Inventor Templates Manager Application
Overview
Both myself and my colleagues find ourselves designing and adapting a lot of contract-specific CAD arrangements to suit different customer requirements. Each arrangement is an Inventor assembly file which gets added to a larger transformer assembly. To do this efficiently, we have a collection of template parts, assemblies, and drawings located on a shared drive. The necessary files used to be copied over to a contract-specific folder and manually re-linked. This manual process had problems:
- The correct files to copy had to be manually located and moved, which took time.
- Re-referencing the correct parts to the newly-copied contract-specific assembly was tedious and error-prone; leaving a link to a template part in a contract-specific assembly is not good, and sometimes changes would propagate to completely unrelated contracts.
This project was a response to these problems. The aim was two-fold:
- To allow for template files to be copied over automatically, with all references to parts/subassemblies being updated accordingly. In some cases, the time saved is significant - 20m vs 30s in some cases. This also removes any chance of human error from the equation.
- To allow for templates to be added and updated by anyone in the team, with very little configuration or technical knowledge of how the program works.
So I wrote the following desktop application to be used by all members of the Engineering department:
Usage
The general usage is simple:
flowchart TD
A(["Start"]) --> B["Populate contract-specific data from SQL database"]
B --> C["Select template to copy"]
C --> D["Template files are copied, renamed, and re-referenced as per the 'template definitions' Excel workbook"]
D --> E(["End"])
The template definitions.xlsx
sheet is a shared Excel workbook which simply defines the files, locations, and actions that make up each template:

FROM
column is where the template file is located, and the TO
column states where it should be copied and how it should be renamed. The ACTION
column then defines an action to be done to that file after it has been copied (e.g. populating data into the border block of a drawing).
These paths use a set of custom tokens in square brackets (e.g. [SO]
and [N]
as in the above screenshot). These are replaced with contract-specific data when the file is copied over. These tokens are of course custom to the folder and internal part numbering (IPN) rules that the department/company uses.
Creating a new template is simply a matter of creating a new sheet and populating a row for each template file. That's it! No scripting required. The new template will then automatically appear in the application for all users.
A Simplified Example
Let's say I have a template with 2 parts: MyPart1.ipt
and MyPart2.ipt
. These combine together to form MyAssembly.iam
which is displayed in MyDrawing.idw
. And let's say that contract number 12345
requires an altered version of this template: MyAssembly-12345.iam
.
Assuming there is a [contract]
token set up, my Template Definitions.xlsx
file will look like:
From | To | Action (drop down) |
---|---|---|
SomeSourcePath/MyPart1.ipt | SomeDestinationPath/MyPart1-[contract].ipt | |
SomeSourcePath/MyPart2.ipt | SomeDestinationPath/MyPart2-[contract].ipt | |
SomeSourcePath/MyAssembly.iam | SomeDestinationPath/MyAssembly-[contract].iam | Reference Files |
SomeSourcePath/MyDrawing.idw | SomeDestinationPath/MyDrawing-[contract].idw | Reference Files and Populate Border |
I then just run the application and modify the resulting MyAssembly-12345
. I can then export the drawing and I'm done!
Conclusion
While this system works for now, it'll need to be revised if there are any updates to file naming or IPN conventions. This was a temporary solution to increase departmental efficiency prior to our department getting Autodesk Vault, which may render its use void. That being said, it gets used every day by and I'd estimate it saves ±2 hrs per week (total, over 4 engineers). At a median hourly labour rate of \(£65\), that's equivalent to \(2 \times 65 \times 48 = £6240/\text{year}\). While it's hard to know the exact quantitative pecuniary impact, it's qualitative influence is definitely tangible. In my opinion, the success of this project boils down to the fact that it forces everyone to use the same standardised templates. Periodic improvements and adjustments are instantly seen and used by all users.

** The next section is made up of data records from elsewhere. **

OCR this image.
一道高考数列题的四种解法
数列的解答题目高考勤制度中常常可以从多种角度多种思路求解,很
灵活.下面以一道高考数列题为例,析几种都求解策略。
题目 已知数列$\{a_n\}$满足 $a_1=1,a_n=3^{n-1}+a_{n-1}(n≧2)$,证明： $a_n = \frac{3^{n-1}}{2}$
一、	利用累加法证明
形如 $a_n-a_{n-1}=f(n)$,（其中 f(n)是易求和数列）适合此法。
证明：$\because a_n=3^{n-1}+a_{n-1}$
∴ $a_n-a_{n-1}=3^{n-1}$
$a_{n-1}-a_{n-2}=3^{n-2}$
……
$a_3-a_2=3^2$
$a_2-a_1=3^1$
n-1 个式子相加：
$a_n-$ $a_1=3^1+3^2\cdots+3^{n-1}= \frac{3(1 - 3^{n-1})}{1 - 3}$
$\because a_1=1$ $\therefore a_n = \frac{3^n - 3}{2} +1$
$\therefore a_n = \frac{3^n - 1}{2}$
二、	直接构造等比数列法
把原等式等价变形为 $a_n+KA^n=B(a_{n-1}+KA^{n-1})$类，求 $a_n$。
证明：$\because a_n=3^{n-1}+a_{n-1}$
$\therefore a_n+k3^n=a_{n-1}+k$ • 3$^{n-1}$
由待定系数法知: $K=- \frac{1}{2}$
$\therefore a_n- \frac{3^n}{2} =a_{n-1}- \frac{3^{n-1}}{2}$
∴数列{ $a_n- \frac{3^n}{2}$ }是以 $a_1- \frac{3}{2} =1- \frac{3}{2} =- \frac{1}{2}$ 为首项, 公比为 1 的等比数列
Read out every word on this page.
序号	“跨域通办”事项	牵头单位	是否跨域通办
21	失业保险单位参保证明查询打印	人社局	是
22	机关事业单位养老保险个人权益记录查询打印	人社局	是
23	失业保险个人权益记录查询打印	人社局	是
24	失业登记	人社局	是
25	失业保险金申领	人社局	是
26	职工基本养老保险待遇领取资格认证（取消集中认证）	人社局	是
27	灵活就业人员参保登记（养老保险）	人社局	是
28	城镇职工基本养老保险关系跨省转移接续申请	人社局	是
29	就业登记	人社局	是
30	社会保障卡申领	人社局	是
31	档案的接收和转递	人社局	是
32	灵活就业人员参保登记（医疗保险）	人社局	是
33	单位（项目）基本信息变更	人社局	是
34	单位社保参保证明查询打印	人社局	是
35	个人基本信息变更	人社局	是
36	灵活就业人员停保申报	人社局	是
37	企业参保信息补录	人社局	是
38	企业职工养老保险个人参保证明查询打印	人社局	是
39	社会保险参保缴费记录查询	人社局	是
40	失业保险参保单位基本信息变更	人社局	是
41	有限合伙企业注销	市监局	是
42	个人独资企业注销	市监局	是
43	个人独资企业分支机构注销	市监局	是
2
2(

I hope you found this interesting! I had loads of fun doing it and I learnt a lot in the process.
For more work I've done with automating Inventor workflows, see Projects - Professional.
Further Information
The program is a WPF application written in C#. It runs natively on all windows machines in the office with no further dependencies other than Excel, Inventor, and access to the company SQL database. It logs all actions and includes descriptive error handling. Its performance is bottlenecked by the speed of the Excel interop API and the speed at which Inventor can load assemblies and drawings.